Re: Whatever it takes to make a sale
There's the other side to this too:
mid 1990s:
A school I was providing connectivity and doing consult work for (mostly for free) switched to another ISP without telling me. First I knew of problems was when I discovered the admin and student networks had been physically connected together (no vlans) and something on the LAN was RIPing itself as a default router. Digging into the issue showed that a fly-by-night outfit had shown up during summer break when only the core admin staff were around and offered a "fantastic deal" on wiring up the classrooms plus connecting them to an ISP based about 500km away (this was in the days when ISPs were usually local outfits). The School Administrator had taken them up on the deal without bothering to consult with the IT staff. (It wasn't any kind of cheap, they'd used nasty wee 10MB/s hubs in a flat network connecting 150+ systems together, well beyond ethernet distance specs, hadn't even bothered using separate subnets for the staff and student systems and charged them top dollar for a 3rd rate installation, dropping another router on the network without disconnecting our one.)
Upon warning the School Administrator (who's supposed to cover business and legal aspects of operation and be aware of liability law) in writing that:
1: The ISP agreement they'd signed up for was 5 times my charges.
2: That it was only a matter of time before the more enterprising students would hack into the admin network
3: That if they were lucky those students would only change their own grades.
4: They risked major expense and litigation if anyone's privacy was breached.
I was shown the door, fairly unsurprisingly.
This was despite having been discussing security arrangements for such a connection for about a year beforehand with staff who were supposed to be in charge of developing networking. We'd been making plans to roll out physically separated networks and 100Mb/s managed switches everywhere in conjunction with one of the local networking specialists (not just vlans - not secure enough in everyone's eyes at the time) specifically to ensure that confidential data wouldn't leak and to keep porn out of the network. They were caught by surprise as much as I was and the worst thing was that the total cost of doing it the right way with companies which were supportive would have been cheaper than the deal agreed over the summer by that one administrator.
Somehow the staff did manage to block the ISP switch (by all accounts at this stage the administrator was huffing at them more loudly than Donald Trump if my name was mentioned), but shortly afterwards their connection was switched to a 3rd ISP, amid claims that ISP had offered them a deal which was half the cost of getting leased lines from the local telco, let alone anything else.

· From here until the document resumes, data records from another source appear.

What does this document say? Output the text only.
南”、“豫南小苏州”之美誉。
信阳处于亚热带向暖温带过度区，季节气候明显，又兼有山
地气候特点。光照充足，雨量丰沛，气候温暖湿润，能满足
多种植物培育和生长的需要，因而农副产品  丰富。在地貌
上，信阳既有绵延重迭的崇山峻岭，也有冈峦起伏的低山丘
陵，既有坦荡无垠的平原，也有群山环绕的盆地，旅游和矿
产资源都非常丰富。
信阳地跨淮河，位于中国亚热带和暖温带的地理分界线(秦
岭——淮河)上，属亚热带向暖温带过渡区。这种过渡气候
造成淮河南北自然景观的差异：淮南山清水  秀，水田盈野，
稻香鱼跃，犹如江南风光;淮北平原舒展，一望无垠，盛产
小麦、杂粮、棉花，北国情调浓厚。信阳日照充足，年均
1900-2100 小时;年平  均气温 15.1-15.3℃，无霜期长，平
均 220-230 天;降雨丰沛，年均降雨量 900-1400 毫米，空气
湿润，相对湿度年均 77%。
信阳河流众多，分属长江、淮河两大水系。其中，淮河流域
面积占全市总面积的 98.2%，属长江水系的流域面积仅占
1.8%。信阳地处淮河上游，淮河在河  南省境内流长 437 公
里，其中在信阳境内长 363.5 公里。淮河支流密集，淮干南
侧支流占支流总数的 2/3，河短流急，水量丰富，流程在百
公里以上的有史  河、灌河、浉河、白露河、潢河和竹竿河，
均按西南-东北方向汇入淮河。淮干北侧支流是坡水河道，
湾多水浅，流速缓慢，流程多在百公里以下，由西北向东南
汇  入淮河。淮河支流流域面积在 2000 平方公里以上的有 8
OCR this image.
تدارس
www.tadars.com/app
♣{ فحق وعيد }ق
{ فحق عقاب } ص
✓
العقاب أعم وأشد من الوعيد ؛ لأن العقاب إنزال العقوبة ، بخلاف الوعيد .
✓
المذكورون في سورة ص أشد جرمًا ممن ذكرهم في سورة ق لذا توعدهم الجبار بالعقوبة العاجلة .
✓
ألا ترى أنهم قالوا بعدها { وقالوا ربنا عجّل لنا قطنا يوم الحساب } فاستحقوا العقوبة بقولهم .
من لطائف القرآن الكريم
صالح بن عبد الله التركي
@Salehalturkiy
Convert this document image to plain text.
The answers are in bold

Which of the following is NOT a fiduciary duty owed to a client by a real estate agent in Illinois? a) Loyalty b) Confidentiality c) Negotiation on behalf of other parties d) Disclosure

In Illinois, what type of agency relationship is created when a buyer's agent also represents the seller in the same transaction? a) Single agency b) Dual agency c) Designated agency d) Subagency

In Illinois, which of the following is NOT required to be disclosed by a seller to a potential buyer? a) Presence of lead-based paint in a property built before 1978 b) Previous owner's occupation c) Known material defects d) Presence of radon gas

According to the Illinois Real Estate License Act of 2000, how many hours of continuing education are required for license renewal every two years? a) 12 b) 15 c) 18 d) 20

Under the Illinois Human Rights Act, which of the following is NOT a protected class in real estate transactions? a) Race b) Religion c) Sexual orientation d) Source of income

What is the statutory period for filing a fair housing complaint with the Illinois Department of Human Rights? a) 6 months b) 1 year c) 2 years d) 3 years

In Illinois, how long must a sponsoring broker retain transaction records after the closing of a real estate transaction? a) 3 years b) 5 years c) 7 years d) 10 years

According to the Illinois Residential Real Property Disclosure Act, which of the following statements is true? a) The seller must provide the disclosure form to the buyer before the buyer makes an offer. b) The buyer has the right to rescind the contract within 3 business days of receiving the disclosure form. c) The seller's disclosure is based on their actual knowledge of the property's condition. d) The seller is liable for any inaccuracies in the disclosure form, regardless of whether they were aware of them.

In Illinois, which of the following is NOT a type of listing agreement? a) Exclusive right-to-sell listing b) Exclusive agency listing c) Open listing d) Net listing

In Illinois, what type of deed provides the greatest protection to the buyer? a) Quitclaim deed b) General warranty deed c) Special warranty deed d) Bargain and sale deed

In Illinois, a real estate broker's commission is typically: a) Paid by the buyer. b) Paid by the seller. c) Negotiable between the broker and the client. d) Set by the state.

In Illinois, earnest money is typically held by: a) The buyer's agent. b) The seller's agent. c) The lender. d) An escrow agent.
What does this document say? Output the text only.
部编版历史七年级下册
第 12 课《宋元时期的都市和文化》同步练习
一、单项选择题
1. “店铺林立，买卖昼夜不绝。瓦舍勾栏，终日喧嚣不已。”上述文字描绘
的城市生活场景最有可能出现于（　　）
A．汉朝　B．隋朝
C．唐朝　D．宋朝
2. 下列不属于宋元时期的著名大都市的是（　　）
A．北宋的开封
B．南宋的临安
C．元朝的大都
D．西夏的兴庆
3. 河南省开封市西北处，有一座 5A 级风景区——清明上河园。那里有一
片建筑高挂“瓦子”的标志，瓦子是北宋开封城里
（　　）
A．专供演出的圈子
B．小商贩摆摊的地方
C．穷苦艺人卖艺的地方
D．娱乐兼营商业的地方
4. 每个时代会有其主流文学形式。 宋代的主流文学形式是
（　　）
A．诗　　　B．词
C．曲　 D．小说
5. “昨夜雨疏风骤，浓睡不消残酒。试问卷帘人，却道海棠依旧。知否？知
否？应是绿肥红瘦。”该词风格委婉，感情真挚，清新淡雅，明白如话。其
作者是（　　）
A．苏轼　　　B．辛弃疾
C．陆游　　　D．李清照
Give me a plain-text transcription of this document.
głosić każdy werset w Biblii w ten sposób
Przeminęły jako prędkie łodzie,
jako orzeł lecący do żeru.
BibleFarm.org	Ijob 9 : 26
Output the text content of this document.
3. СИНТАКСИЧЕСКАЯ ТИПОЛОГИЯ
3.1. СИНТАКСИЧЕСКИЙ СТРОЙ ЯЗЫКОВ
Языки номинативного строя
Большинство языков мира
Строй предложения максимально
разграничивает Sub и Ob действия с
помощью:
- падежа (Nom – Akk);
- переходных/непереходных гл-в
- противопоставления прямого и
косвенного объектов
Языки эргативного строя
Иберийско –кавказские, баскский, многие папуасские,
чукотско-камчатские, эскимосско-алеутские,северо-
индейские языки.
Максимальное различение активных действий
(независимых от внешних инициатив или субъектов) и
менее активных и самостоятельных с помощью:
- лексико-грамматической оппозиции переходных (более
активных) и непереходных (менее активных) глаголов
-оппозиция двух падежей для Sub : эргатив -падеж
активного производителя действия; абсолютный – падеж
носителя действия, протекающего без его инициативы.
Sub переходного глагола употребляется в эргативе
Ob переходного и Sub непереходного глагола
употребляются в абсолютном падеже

18 months later the school was in the news for having been hacked (by a student, of course) and student/staff personal information circulated, leading to problems with bullying targets and their families being heavily victimised on their home phone numbers even after those numbers had been changed.
At that point the school's public liability insurer discovered a copy of the letter I'd written(*) and decided the school's policy was null and void. It ended up being quite expensive for them (several million dollars) and the administrator was heavily censured by the board of governors. Despite that, security problems continued for several years afterwards until she was replaced and the school was ordered by the education department to sort its shit out.
(*) Someone sent them a copy and it wasn't me.
I don't know what the moral of this story is, other than "be vigilant" - because once someone's absolutely cocked things up and they're in a position up the food chain, they'd rather pretend that everyone else is wrong and they're right.
Another similar saga in another school in the same town had a meeting between the school's "IT lead", myself and employees of a government research institute discussing how to get the school online (the school wouldn't be paying for this, it was donated effort and connection from the institute - one of the director's daughters was a pupil). When the discussion turned to ensuring network security and the various issues with that, the "IT lead" said "I'm in charge here, I don't see what the problem is. You're the technicians and you'll do what I tell you" - at which point we all looked at each other, picked up our stuff and left without saying a word. The school didn't get its free connection.